Since the airport boundary polygon provides only one ring, it cannot be used for this purpose. At some point in the future, we might use the airport boundary for rings 2 and 3, or use a smaller version of the airport polygon for rings 1 and 2.
For now, my recommendation is: the airport boundary should trace out the entire airport premesis, not including water.
I’m never quite sure about naming names.

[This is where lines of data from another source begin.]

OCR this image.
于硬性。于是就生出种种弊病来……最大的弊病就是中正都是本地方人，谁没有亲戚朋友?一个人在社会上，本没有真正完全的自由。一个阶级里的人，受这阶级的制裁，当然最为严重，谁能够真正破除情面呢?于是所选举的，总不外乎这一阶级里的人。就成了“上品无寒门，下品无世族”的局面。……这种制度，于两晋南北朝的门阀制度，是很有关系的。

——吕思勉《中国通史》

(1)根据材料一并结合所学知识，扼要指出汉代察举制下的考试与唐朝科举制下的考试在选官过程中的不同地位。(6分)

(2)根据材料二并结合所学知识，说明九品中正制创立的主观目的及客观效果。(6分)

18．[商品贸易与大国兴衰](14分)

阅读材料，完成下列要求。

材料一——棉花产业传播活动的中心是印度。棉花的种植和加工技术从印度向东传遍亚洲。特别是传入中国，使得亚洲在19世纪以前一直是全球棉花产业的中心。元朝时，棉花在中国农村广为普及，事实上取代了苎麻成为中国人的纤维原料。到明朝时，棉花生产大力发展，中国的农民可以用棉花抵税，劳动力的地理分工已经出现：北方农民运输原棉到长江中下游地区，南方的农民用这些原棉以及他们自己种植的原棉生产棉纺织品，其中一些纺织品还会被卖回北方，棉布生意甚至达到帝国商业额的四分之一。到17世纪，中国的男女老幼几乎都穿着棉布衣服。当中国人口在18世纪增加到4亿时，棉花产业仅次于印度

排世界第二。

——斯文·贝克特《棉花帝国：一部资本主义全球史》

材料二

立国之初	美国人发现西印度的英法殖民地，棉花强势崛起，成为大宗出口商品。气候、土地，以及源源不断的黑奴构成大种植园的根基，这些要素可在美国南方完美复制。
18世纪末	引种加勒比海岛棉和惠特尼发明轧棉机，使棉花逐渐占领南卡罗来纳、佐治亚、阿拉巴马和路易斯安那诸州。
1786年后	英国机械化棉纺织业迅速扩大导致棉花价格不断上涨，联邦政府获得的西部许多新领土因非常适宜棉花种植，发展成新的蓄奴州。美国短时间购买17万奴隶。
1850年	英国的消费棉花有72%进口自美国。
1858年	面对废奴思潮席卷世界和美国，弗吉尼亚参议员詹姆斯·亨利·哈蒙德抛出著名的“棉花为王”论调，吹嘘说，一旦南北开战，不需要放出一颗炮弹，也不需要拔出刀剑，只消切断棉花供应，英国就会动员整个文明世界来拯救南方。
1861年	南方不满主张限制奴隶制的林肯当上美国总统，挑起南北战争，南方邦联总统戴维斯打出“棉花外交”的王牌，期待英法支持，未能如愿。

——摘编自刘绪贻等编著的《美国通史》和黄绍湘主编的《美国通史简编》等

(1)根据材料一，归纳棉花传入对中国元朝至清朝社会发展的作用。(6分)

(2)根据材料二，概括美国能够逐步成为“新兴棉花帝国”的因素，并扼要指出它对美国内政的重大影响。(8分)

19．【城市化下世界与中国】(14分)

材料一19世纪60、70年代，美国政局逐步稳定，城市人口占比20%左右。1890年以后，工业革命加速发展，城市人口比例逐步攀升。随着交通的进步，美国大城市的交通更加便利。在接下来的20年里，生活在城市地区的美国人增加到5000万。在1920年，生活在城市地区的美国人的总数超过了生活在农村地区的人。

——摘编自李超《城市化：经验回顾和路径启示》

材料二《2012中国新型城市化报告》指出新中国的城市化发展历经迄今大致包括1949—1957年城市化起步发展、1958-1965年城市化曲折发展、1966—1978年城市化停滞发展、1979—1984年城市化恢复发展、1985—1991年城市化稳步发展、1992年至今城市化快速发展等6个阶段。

There are users whose contributions to X-Plane and its scenery system have been immense – we wouldn’t have what we have without them.
But I don’t want to make the decision to blog for anyone else – this blog is part of Laminar Research’s communications to our users, and I don’t want to set up content that leads our paying customers toward third parties who may not want the extra questions/attention.
So I guess for now what I’ll say is this: the work I discuss here on this blog is not a solo effort – I have had the good fortune to collaborate with some really good people, and it has made X-Plane that much better of a flight simulator.
To everyone who has helped me with the scenery system: thank you!!